Sur le front, on croit comprendre que la Russie conquiert des villages su côté de Kharkov. Zelensky arrive à y envoyer encore 20 000 hommes. Ce n'est pas encore l'épuisement total de l'armée ukrainienne que certains stratèges "non mainstream" nous annoncent depuis 6 mois. Ceux-ci assurent qu'ils s'en prennent, pour le coup, à des dispositifs ukrainiens de défense "essentiels" et que, par ailleurs ils poursuivent une "guerre d'attrition" très intelligente. Pour ma part je vois surtout une guerre d'usure très consommatrice de vies. Voilà le tragique de l'affaire. Mais la thèse de l'effondrement ukrainien imminent me laisse sceptique.

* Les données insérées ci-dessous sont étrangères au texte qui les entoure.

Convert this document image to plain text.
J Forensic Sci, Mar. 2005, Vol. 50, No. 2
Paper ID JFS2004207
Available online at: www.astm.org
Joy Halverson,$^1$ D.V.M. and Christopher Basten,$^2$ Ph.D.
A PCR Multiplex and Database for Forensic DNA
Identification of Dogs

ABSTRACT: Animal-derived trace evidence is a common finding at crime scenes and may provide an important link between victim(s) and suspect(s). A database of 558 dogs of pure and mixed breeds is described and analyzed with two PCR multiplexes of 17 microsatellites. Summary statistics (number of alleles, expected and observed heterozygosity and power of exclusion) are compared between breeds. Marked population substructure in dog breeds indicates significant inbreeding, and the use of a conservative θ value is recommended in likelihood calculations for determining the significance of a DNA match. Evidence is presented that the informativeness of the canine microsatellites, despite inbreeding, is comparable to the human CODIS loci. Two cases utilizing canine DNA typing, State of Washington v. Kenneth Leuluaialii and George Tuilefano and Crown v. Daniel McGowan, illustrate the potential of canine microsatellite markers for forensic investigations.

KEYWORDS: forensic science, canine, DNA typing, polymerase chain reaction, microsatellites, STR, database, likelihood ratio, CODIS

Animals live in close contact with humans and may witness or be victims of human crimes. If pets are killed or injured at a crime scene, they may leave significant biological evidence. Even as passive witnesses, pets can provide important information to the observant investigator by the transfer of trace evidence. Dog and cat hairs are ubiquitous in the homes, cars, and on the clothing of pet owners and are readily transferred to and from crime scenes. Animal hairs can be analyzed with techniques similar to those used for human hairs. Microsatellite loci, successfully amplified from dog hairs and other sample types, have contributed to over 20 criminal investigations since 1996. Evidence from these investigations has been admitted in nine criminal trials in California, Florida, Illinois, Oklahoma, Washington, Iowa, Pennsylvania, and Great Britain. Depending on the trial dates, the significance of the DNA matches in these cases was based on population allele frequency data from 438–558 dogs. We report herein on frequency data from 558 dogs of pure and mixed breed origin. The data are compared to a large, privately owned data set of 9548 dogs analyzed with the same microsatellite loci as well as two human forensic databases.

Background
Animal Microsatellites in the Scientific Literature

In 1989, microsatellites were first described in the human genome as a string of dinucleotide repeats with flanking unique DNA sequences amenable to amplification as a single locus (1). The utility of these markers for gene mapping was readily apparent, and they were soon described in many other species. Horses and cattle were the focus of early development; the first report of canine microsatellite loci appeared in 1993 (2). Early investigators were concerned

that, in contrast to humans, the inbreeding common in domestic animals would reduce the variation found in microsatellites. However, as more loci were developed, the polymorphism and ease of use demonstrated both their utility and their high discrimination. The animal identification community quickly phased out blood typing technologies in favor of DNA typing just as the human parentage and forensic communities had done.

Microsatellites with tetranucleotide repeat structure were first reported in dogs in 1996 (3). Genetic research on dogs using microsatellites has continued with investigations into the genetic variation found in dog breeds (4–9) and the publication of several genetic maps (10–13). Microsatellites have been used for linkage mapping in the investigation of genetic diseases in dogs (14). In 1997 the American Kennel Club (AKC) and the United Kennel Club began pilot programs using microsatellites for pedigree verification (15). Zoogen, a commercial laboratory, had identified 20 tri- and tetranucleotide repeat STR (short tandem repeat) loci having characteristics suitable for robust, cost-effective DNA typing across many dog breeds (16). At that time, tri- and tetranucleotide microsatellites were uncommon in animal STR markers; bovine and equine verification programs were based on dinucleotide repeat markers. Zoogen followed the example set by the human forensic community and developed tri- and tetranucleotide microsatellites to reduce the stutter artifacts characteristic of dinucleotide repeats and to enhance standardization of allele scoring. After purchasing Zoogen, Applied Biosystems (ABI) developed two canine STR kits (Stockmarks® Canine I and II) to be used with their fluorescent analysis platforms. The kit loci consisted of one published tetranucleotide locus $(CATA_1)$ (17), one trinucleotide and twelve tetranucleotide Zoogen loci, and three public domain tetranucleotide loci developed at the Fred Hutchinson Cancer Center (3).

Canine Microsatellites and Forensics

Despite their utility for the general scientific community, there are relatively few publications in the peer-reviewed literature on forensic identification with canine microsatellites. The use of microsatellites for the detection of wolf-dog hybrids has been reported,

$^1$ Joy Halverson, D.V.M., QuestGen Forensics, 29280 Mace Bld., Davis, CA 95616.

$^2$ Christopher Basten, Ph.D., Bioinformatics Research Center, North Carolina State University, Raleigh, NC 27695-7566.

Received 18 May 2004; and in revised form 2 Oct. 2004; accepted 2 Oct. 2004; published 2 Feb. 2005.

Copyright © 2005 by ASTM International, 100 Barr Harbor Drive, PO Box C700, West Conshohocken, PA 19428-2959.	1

Zelensky en théorie n'est plus président de l'Ukraine depuis le 21 mai. La constitution lui impose de transmettre ses pouvoirs à la Rada (le parlement monocaméral). Mais il s’assoit dessus en tirant prétexte de la guerre. Et Macron l'invite sur les plages du Débarquement (comme si le nationalisme bandériste pro-SS dont Zelensky dépend était pour quelque chose dans la libération de l'Europe). Je n'ai toujours pas vu quelle disposition de la constitution ukrainienne permet ce maintien au pouvoir de l'ancien comédien (ont-ils un article 11 ?).

Intéressant aussi pour nous (pas seulement parce que je m'intéresse à l'Abkhazie), cette interview de Girogi Lasha Kasradze, sur Neutrality Studies, qui remet certaines pendules à l'heure par rapport aux caricatures de nos médias de services publics sur le thème "le gouvernement géorgien est pro-russe, parce qu'entre les mains d'un oligarque" alors que la population géorgienne est pro-européenne. Kasradze rappelle que la Géorgie n'a pas de relation diplomatique avec la Russie (ce qui n'est pas n'est pas spécialement un signe de bonne entente), que la loi de déclaration des ONG financées à plus de 20 pour cent par l'étranger a son équivalent aux USA (mais on comprend que cela gêne l'Europe car cela va révéler son niveau d'ingérence dans les affaires de Tbilissi), que tout est complexe en Géorgie : Saakachvili le sanguinaire anti-russe (auquel Raphaël Glucksmann fut lié de très près, on oublie de le dire) avait pour ministre des finances un oligarque lié à Moscou, que l'actuelle présidente sans pouvoir la française Zourabichvili ex-alliée de Saakachvili contre lequel elle s'était retournée fut élue avec les voix du parti Rêve Géorgien qu'elle combat aujourd'hui. Tout cela sur le dos de la population en grande partie contrainte à émigrer.

On a l'impression que Rêve Géorgien est comme le Parti des Régions ukrainiens en 2013 : plutôt pro-occidental, mais pas assez aligné sur les néo-conservateurs et leurs projets guerriers qui, du coup, le taxent de pro-russe. Kasradze plaide pour un sud-Caucase neutre ou en tout cas aligné ni sur Moscou ni sur Washington-Bruxelles, un peu comme l'Azerbaïdjan, avec une Géorgie confédérée à l'Abkhazie et l'Ossétie du Sud. Mercouris lui voyait comme avenir à l'Ukraine une réunification sans le "cancer" du bandérisme, dans la mouvance BRICS.

En ce qui me concerne je ne sais pas trop si une "BRICSisation" de ces pays serait une si bonne chose. Je vois en tout cas les malheurs que le bellicisme occidental leur inflige. Mais je doute que ce bellicisme ait dit son dernier mot. La rivalité atlantico-eurasiatique me semble avoir hélas encore de beaux jours devant elle.